Archiv-Beitrag vom 30.04.2013OB unterzeichnet Charta der Gleichstellung

Ein weiterer Schritt zur Weiterentwicklung der Geschlechtergerechtigkeit

Oberbürgermeisterin Dagmar Mühlenfeld unterzeichnet die Europäische Charta für die Gleichstellung von Frauen und Männern auf lokaler Ebene.

Oberbürgermeisterin Dagmar Mühlenfeld unterzeichnet die Europäische Charta für die Gleichstellung von Frauen und Männern auf lokaler Ebene. 26.04.2013 Foto:Walter Schernstein

von links: Sabine Herrmann (Gleichstellungsstelle) - die das Projekt die nächsten zwei Jahre betreuen wird - Oberbürgermeisterin Dagmar Mühlenfeld und die Vorsitzende des Gleichstellungsausschusses Eva-Maria Weber (BÜNDNIS 90/DIE GRÜNEN)

Foto: Walter Schernstein

Am 18. Dezember 2012 fasste der Mülheimer Stadtrat den Beschluss, sich der Europäischen Charta für die Gleichstellung von Frauen und Männern auf lokaler Ebene des Rates der Gemeinden und Regionen Europas (RGRE) anzuschließen. Nach der offiziellen Unterzeichnung durch die Oberbürgermeister Dagmar Mühlenfeld am 26. April 2013 im Gleichstellungsausschuss erwächst daraus für die Stadt Mülheim die Verpflichtung, innerhalb von zwei Jahren einen Gleichstellungsaktionsplan zu erarbeiten und darin Ziele für die künftige Entwicklung der Gleichstellung von Frauen und Männern in Mülheim an der Ruhr festzulegen.
Oberbürgermeisterin Dagmar Mühlenfeld: "Mit der Unterzeichnung der Charta wollen wir einen weiteren Schritt machen zur Weiterentwicklung der Geschlechtergerechtigkeit in unserer Stadt. Wir verpflichten uns dazu, ein speziell für Mülheim an der Ruhr entwickeltes Gesamtkonzept vorzulegen.“

Die  Europäische Charta für die Gleichstellung von Frauen und Männern auf lokaler Ebene ist eine Charta für die Lokal- und Regionalregierungen Europas zur Förderung des Einsatzes ihrer Kompetenzen und Partnerschaften mit dem Ziel der Schaffung von mehr Gleichheit für ihre Bevölkerung. Europaweit haben sich bislang rund 550 Kommunen die Charta unterzeichnet.

Zur Entstehung der Charta
Am 12. Mai 2006 verabschiedete der Rat der Gemeinden und Regionen Europas (RGRE) auf seiner 23. Generalversammlung in Innsbruck die „Charta für die Gleichstellung von Frauen und Männern auf lokaler Ebene“. Erarbeitet wurde das das Papier im Rahmen eines von der EU-Kommission finanziell unterstützten Projektes, an dem zahlreiche europäische Städte und Regionen beteiligt waren. Die dem RGRE angehörenden Gemeinden und Regionen sind mit dem Beschluss der Generalversammlung aufgefordert, die Charta zu diskutieren und sich ihr anzuschließen.

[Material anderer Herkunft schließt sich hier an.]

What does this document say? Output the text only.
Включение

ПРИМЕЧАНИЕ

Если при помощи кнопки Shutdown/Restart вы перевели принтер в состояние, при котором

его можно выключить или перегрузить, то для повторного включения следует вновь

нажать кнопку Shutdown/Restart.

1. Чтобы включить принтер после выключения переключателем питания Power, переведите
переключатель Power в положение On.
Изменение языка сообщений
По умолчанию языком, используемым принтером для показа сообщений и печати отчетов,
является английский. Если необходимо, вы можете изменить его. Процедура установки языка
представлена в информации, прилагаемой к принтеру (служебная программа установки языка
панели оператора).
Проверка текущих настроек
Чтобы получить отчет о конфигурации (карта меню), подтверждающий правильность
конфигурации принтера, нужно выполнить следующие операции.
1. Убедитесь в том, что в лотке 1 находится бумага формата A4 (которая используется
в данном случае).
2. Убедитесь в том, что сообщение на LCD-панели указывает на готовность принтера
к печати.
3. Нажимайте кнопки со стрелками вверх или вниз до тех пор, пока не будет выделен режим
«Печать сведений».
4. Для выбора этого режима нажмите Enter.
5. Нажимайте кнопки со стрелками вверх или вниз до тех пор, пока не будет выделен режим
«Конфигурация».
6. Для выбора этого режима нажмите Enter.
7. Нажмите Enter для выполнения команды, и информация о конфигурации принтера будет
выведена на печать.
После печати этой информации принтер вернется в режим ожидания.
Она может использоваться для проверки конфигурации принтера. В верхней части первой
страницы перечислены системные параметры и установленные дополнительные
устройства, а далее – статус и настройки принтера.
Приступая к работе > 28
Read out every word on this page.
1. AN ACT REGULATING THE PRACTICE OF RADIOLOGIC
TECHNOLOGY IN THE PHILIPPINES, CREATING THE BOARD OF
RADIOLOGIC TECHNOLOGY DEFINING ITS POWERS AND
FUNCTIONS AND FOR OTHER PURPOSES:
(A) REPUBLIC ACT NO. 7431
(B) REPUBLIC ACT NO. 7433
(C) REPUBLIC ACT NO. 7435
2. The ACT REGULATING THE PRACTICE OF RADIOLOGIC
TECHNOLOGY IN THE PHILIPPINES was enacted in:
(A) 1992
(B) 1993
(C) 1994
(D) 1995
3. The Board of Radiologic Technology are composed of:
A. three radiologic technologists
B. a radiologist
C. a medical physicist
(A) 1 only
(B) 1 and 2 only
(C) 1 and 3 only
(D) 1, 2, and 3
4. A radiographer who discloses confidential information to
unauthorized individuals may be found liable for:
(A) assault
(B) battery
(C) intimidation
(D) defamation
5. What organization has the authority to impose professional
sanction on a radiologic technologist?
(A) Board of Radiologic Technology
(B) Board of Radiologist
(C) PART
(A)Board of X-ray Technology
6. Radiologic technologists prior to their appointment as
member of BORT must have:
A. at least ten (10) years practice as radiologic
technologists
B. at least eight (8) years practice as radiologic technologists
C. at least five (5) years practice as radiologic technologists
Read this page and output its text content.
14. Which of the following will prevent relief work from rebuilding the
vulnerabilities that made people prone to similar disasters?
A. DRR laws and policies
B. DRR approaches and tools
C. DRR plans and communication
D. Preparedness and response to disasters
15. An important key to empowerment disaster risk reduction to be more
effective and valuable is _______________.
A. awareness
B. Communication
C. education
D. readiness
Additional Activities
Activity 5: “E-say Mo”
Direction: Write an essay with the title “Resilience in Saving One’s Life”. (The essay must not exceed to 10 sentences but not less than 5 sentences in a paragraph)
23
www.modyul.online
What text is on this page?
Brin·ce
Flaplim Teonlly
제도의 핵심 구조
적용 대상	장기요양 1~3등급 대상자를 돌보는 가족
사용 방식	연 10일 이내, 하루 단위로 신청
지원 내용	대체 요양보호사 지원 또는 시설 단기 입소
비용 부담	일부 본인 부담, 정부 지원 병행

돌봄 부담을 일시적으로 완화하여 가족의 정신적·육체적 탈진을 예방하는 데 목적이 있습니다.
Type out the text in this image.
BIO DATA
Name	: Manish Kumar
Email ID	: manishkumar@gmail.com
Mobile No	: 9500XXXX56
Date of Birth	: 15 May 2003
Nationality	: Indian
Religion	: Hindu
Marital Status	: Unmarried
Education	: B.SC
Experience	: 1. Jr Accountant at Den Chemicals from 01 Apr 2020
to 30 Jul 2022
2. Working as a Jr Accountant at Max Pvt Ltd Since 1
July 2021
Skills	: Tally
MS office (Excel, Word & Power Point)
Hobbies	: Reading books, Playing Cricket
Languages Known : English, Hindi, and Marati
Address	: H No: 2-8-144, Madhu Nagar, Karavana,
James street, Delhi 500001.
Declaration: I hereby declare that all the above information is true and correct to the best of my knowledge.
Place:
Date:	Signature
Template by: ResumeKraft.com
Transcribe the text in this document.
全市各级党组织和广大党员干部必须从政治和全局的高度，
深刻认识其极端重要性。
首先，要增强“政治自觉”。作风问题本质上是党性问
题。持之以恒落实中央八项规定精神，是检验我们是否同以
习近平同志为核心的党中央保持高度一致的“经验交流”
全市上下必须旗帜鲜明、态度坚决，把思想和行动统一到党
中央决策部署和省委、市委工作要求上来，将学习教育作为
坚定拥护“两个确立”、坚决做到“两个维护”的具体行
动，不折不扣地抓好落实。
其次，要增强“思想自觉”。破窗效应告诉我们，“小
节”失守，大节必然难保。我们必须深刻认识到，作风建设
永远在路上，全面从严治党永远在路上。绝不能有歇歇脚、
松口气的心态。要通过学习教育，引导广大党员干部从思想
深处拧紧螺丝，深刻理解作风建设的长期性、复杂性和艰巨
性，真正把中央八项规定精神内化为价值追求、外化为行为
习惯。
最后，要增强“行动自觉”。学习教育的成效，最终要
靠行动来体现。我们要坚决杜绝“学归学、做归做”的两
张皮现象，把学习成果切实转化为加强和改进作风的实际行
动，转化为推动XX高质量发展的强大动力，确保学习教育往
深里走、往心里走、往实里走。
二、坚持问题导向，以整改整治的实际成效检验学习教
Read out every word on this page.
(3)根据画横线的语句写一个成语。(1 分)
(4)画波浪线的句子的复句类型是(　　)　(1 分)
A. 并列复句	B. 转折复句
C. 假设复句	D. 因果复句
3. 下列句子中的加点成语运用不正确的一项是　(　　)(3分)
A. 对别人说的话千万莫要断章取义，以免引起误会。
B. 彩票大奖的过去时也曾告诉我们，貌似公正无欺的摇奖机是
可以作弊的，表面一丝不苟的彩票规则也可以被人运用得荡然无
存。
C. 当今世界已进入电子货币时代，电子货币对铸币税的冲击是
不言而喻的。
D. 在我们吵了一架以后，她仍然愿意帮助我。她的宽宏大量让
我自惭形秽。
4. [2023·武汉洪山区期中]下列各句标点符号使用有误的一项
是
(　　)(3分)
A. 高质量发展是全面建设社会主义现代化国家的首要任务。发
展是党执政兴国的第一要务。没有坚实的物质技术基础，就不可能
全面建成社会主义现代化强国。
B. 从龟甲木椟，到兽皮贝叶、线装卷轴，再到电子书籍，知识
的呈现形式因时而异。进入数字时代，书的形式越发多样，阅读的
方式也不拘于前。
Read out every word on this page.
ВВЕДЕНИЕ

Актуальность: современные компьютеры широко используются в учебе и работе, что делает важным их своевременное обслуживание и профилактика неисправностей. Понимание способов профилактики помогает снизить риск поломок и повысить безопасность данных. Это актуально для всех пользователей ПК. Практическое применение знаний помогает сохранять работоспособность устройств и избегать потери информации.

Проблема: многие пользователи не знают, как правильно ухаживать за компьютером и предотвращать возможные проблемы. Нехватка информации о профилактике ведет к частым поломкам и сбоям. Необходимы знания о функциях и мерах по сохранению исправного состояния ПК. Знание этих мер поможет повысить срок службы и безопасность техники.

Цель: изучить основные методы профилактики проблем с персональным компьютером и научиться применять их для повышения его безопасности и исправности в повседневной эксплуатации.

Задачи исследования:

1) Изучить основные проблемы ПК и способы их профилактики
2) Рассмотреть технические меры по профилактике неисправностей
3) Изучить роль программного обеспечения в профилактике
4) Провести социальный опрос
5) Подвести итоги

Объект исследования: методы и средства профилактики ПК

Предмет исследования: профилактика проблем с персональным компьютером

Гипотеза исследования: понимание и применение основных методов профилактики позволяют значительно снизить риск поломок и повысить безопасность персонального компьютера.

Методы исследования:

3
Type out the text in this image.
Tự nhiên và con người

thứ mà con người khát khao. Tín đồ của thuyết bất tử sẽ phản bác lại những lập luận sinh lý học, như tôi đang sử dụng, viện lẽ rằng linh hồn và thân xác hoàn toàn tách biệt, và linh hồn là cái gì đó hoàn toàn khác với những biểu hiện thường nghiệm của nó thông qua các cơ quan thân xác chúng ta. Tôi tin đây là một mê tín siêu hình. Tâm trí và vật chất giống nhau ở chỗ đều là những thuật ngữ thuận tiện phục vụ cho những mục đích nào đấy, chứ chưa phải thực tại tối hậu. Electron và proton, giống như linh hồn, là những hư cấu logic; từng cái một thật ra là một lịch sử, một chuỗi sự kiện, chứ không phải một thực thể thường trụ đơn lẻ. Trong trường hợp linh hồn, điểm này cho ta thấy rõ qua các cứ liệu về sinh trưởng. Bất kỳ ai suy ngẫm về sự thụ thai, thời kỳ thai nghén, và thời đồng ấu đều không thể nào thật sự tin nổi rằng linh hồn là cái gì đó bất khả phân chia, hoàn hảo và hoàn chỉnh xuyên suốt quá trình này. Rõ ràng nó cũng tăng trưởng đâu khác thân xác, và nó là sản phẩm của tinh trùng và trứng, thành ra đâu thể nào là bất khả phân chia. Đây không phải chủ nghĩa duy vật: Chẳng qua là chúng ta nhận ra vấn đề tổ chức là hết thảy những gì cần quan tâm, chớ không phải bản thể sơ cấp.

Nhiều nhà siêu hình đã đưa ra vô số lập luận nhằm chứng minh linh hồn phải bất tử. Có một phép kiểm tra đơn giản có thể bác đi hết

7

Durch Unterzeichnung der Charta verpflichtet sich eine Kommune, einen auf zwei Jahre angelegten Gleichstellungsaktionsplan zu erarbeiten und umzusetzen.

Die Charta gliedert sich in drei Abschnitte:

  • Teil I enthält Grundsätze zur Gleichstellung von Frauen und Männern.
  • Teil II behandelt die Aufstellung eines kommunalen Gleichstellungsaktionsplanes.
  • Teil III konkretisiert in 30 Artikeln die Bereiche kommunalen Handelns, in denen die Gleichstellung gefördert werden soll.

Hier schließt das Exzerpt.